Ética de la convivencia: cuestión política


Por Nelson Villarreal Durán


Vo´ a tener que ponerme un casco e fútbol
Hasta pa´ salir a comprar en el mall
Un casco e fútbol pa´ salvar el melón
No disparen, mejol vamo a hacer el amol

Calle 13 – La Ley de Gravedad

 

Cada sociedad y cada período histórico enmarcan la violencia dentro de determinadas normas éticas.
La violencia tiene su lugar dentro de un marco en donde existe un equilibrio entre el derecho y su opuesto el deber. Entre lo que se considera agresión y lo que no. Entre los deseos del “yo” y los derechos del “prójimo” que significa el respeto por sus deseos.

Perico Pérez Aguirre, S. J. (militante por los derechos humanos en Uruguay, fallecido)

 

Hoy la violencia es un espectáculo mediático que se consume como otro alimento chatarra más. ¿Cuáles son los móviles que dinamizan lo que identificamos como violencia? Hay nuevos actores que cambian la correlación de hace apenas una década. “La violencia engendra violencia, como se sabe; pero también engendra ganancias para la industria de la violencia, que la vende como espectáculo y la convierte en objeto de consumo”. Quizás sea la mejor forma de visualizar la subjetividad y objetividad que se ha ido construyendo, como lo plantea Eduardo Galeano en la frase citada.

Canalizar y resignificar es responsabilidad, tanto de las políticas públicas como de los actores sociales, de las instituciones, del sistema político y las familias. Requiere acuerdos y pactos a varios niveles, tomando en cuenta la fragmentación y desafiliación social que se agudiza en contraposición a los esfuerzos de integración y protección social para superar desigualdades, una de las fuentes de la violencia.

Escuchamos las acusaciones de la oposición, de lo fácil que es resolver la violencia. ¡Impresiona! Y el gobierno ha hablado de la necesaria consolidación de políticas e instrumentos de prevención, disuasión y represión, lo que implica hacerse cargo de factores negativos y positivos de una sociedad a la que le cuesta asumir los cambios, para bien y para mal. A la vez que se han ido modificando los imaginarios de cómo se relacionan las causas y consecuencias generadas durante décadas y cuáles son los fenómenos nuevos que trastocan todo análisis tradicional para la izquierda uruguaya en el tema violencia.

Si “nada de lo humano nos es ajeno”, la violencia tampoco. ¿La violencia está en nosotros? El problema es ¿desde dónde? Entre el falso dilema de reforzarla, porque "es naturaleza" que se percibe en los hechos violentos y los que la animan directa o indirectamente, hasta condenarla porque "es inmoral", inmovilizando la dinámica humana, desconociendo el conflicto como condición de la sociedad y las personas en su tensión de libertad.
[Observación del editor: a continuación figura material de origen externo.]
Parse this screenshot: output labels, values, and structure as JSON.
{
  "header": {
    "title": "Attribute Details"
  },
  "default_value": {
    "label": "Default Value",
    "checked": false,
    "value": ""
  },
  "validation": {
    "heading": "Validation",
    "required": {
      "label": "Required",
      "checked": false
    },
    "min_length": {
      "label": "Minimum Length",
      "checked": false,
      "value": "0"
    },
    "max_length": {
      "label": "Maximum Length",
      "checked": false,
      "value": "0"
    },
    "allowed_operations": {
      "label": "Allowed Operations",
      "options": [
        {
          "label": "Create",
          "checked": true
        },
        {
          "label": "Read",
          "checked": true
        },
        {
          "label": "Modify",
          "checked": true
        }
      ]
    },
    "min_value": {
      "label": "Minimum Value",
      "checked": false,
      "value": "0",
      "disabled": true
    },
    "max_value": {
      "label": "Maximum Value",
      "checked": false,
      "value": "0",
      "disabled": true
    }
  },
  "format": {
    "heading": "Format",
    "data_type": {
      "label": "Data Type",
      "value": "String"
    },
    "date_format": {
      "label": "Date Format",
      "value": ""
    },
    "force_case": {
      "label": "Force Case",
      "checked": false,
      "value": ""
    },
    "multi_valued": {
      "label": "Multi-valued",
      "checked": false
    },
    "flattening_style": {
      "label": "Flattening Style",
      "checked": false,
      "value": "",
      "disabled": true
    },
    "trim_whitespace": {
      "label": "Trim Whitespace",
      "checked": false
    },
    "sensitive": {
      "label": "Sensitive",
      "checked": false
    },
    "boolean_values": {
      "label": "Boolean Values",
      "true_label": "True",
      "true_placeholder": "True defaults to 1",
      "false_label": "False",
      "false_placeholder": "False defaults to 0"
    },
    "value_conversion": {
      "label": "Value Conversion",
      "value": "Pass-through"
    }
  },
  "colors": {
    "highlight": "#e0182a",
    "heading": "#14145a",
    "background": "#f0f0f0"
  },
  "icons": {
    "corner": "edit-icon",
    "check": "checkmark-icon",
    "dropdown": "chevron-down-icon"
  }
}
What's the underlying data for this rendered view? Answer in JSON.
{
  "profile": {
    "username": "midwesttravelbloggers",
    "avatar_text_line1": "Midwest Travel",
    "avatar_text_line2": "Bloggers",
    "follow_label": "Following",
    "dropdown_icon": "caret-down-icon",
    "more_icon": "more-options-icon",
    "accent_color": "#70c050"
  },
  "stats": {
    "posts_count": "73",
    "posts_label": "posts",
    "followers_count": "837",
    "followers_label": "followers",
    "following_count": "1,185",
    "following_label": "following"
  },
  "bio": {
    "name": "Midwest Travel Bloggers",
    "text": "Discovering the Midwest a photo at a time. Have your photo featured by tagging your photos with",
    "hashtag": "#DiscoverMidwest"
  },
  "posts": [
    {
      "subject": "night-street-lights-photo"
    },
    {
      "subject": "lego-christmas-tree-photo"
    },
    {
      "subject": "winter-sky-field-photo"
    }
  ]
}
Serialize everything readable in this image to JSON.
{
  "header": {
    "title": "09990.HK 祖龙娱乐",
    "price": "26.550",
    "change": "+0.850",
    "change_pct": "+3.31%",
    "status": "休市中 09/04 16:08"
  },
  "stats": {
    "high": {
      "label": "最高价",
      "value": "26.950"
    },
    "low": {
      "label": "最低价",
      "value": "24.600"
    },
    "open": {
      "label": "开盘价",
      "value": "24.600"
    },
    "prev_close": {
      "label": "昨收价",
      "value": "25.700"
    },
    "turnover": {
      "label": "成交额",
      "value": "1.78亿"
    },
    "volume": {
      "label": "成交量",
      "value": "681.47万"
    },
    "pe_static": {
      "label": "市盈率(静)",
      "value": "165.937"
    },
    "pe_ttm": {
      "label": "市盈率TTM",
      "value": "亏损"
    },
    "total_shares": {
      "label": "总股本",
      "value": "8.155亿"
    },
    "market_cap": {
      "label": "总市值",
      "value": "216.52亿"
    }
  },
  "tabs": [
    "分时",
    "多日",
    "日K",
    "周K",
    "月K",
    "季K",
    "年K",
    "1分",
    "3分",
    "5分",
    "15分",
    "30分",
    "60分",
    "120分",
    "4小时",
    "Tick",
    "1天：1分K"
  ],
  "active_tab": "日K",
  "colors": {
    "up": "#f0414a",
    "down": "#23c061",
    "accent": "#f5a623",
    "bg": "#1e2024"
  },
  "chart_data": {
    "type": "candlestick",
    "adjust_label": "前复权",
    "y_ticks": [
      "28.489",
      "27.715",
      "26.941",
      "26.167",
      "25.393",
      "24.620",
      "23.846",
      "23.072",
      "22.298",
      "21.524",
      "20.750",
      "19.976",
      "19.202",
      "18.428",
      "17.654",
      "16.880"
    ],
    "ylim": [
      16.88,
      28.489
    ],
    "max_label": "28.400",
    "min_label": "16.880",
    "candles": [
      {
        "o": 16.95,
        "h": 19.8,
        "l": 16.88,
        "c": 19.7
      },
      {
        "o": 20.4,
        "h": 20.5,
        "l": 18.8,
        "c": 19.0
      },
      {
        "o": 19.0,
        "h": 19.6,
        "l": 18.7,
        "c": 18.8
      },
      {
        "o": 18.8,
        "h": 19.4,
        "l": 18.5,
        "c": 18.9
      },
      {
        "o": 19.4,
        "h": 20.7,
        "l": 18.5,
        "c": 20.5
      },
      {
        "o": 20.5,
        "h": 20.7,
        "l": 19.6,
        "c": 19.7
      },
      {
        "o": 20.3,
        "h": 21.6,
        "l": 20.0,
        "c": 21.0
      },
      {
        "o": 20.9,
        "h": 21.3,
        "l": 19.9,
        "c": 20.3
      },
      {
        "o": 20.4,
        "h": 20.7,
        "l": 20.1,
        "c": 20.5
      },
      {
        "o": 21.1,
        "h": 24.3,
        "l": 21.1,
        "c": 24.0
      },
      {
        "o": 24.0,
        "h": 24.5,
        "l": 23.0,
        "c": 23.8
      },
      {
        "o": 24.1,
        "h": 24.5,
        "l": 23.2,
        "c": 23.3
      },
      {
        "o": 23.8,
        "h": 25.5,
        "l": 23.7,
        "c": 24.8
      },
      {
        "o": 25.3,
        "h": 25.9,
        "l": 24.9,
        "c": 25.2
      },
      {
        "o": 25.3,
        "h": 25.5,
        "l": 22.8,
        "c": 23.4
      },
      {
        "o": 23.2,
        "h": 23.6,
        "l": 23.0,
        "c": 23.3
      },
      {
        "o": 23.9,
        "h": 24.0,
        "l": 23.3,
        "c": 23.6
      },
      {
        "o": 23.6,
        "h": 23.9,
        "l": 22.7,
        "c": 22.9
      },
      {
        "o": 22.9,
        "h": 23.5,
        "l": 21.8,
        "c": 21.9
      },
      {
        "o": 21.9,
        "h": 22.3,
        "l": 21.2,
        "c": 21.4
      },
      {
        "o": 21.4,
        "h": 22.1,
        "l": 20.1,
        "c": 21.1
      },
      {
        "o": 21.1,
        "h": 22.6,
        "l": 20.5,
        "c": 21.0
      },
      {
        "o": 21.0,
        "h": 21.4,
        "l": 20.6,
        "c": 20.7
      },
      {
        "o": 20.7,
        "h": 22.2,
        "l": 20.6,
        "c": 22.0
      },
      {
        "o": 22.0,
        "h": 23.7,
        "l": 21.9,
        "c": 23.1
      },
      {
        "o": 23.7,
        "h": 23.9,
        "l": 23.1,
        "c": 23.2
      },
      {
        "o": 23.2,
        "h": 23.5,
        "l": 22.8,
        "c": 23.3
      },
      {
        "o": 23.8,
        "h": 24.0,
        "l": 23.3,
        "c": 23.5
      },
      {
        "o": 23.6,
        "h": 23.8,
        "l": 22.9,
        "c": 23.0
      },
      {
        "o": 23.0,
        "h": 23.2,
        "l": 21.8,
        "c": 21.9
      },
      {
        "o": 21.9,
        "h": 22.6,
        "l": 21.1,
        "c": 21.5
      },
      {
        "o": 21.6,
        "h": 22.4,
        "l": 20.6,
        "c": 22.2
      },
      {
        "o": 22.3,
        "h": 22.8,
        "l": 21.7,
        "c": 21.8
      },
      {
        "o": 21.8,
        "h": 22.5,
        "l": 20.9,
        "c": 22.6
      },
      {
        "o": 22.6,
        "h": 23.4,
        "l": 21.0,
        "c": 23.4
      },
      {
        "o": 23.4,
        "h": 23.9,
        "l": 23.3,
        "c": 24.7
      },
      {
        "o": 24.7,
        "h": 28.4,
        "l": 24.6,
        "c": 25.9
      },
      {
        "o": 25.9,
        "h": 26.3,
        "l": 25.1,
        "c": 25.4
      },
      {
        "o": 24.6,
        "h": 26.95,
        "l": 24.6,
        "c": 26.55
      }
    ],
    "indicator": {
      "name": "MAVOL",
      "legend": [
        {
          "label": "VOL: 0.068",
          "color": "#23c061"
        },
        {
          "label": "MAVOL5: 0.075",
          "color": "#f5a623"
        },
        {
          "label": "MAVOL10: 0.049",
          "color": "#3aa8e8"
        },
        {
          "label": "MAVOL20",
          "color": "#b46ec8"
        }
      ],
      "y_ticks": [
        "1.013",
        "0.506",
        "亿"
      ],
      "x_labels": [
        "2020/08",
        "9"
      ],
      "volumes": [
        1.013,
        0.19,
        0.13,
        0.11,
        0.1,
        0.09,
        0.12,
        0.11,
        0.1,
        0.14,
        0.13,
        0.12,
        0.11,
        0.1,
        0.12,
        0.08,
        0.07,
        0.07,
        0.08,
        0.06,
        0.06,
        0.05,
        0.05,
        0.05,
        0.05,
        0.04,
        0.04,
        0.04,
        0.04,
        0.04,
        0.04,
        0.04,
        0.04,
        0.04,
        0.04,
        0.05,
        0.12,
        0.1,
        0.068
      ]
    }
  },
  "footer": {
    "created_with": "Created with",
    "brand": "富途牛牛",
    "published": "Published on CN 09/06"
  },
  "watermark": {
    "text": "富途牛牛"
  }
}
Deberíamos pensar desde otro lugar y distinguir dimensiones que logren situar la violencia para transformarla y canalizarla. Si no, inevitablemente la idea del orden, el control y la dominación se transforman en el objetivo de la construcción social. Distinguir eso permitiría reencontrar la energía y el malestar que genera violencia, con la capacidad de vida, búsqueda de autonomía como autoafirmación y posicionamiento de acciones a favor de las personas y la sociedad, más que degradación, quiebre sin sentido y muertes a destiempo. Vidas perdidas en las familias, el tránsito, el fútbol y en y por la delincuencia, como describen cotidianamente los mass media.

Si no viéramos los hechos en su complejidad estaríamos aceptando que “hay gente buena y gente mala”. La derecha busca instalar su visión en toda esta agenda, haciendo dudar a la izquierda de que tiene un proyecto realmente integrador, equitativo e inclusivo. Pero, en realidad, la bondad y la maldad están en todos nosotros y somos parte por acción, omisión, complicidad o no aceptación de lo que sucede.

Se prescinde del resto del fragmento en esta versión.